Two recent studies show that not getting enough sleep does more than leave you foggy the next day. According to research published in the journal Archives of Internal Medicine, people with high blood pressure are more prone to cardiovascular disease if they don’t get enough sleep. And a study presented at the American Association for Cancer Research’s International Conference on Frontiers in Cancer Prevention Research found that women who exercise but skimp on sleep could be wiping out the apparent cancer-protective benefits of exercise.
THE DETAILS: Japanese researchers studied 1,255 people suffering from hypertension, monitoring their BP for an average of 50 months. Short sleep—less than 7.5 hours a night—was linked to a nearly 70% increased risk of cardiovascular disease. Those whose systolic blood pressure rose at night (known as the “riser pattern”) were even more at risk. In a separate study, lead author James McClain, PhD, cancer-prevention fellow at the National Cancer Institute, looked at the health records of nearly 6,000 women. The analysis revealed that about 600 women developed cancer over the course of 10 years; breast cancer accounted for nearly a third of the cases. Women under age 65 who exercised had a 50% increase in risk of developing cancer if they slept less than 7 hours a day, compared with exercisers who got more sleep. Nonetheless, women who were short on sleep but were physically active had a lower risk of cancer than those who didn’t exercise.
WHAT IT MEANS: Sleep is important for everyone, but if you have high blood pressure it’s especially important that you get your Zs. And women may be especially vulnerable to the health risks of losing sleep: More than half of women say sleep is the first thing they sacrifice when pressed for time, and nearly 70% of women say they have frequent sleep problems.
Take back the night with these sleep tips:
• Don’t count on sleeping pills. A 2007 analysis in the Journal of General Internal Medicine found that prescription sleep aids add only 11.4 minutes to total sleeping time, and cut the time spent waiting to fall asleep by just 12.8 minutes. Before reaching for one, try simple lifestyle changes, such as ditching afternoon caffeine, getting some exercise early in the day, and turning the TV off an hour before bedtime.
• Try this nightly ritual. Before hitting the sack, eat a handful of cherries, which scientists discovered are jam-packed with melatonin, the hormone created by your body to regulate sleep patterns. Then steep yourself in a hot bath to relax your muscles and your mind.

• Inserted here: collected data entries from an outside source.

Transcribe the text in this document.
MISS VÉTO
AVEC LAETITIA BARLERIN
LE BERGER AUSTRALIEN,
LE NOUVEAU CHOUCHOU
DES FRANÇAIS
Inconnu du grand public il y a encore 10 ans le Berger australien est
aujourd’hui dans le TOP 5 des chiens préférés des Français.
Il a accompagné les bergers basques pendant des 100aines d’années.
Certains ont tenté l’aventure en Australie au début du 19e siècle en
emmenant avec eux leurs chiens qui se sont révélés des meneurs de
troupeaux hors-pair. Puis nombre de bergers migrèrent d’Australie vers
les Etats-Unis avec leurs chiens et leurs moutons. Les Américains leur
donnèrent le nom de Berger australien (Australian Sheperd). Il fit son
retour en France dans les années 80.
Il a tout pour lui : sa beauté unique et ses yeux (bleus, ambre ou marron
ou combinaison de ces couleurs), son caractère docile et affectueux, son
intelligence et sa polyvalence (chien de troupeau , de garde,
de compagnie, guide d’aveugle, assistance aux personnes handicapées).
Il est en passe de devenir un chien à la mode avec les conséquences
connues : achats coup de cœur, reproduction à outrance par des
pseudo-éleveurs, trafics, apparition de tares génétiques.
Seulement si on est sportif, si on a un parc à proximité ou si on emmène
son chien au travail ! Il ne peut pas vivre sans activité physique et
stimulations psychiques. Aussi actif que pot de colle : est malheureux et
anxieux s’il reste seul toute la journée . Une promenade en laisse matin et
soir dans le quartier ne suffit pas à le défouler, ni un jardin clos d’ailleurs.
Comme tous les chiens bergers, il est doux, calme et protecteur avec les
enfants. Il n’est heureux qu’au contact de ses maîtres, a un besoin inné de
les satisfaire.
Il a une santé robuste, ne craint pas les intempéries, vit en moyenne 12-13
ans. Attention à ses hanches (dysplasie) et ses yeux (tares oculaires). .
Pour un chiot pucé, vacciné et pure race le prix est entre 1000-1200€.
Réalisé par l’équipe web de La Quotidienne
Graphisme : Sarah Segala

• Find your nocturnal groove. Playing music with a beat similar to your heart (60 to 80 beats per minute) could set the tempo for slumber. Women’s Health magazine suggests this playlist, but you can probably find your own favorites with a similar beat count:
“Drift Away” (Dobie Gray)
“Dream Weaver” (Gary Wright)
“(Lay Your Head on My) Pillow” (Tony! Toni! Tone!)
“Come Away with Me” (Norah Jones)
“The Scientist” (Coldplay)
“Until the End of Time” (Justin Timberlake featuring Beyoncé)
“Landslide” (Dixie Chicks)
“Bubbly” (Colbie Caillat)
“In the Waiting Line” (Zero 7)
“Hallelujah” (Jeff Buckley)
• Create a cool room. Keep the temperature of your bedroom between 65 and 72 degrees Fahrenheit to help cool your body’s core temperature to a comfortable sleeping level. Keeping the temp turned down will also save you money on heating bills, and cut down on greenhouse-gas emissions.
• Try a soothing scent. Wesleyan University researchers monitored patients’ sleep cycles and found that a whiff of lavender before bed helped them doze more deeply. Don’t rely on synthetic scents—they create indoor air pollution and contain harmful phthalates. Instead, fill a spray bottle with water and add two or three drops of organic lavender essential oil, and spritz the bedroom before you hit the sack.
• Stop blocking melatonin. If your clock shows blue numbers, it could block melatonin production and keep you awake. Pick one that emits amber light, or adopt your grandmother’s wind-up ticker. Lights can suppress melatonin, so sleep in a dark room or use a sleep mask.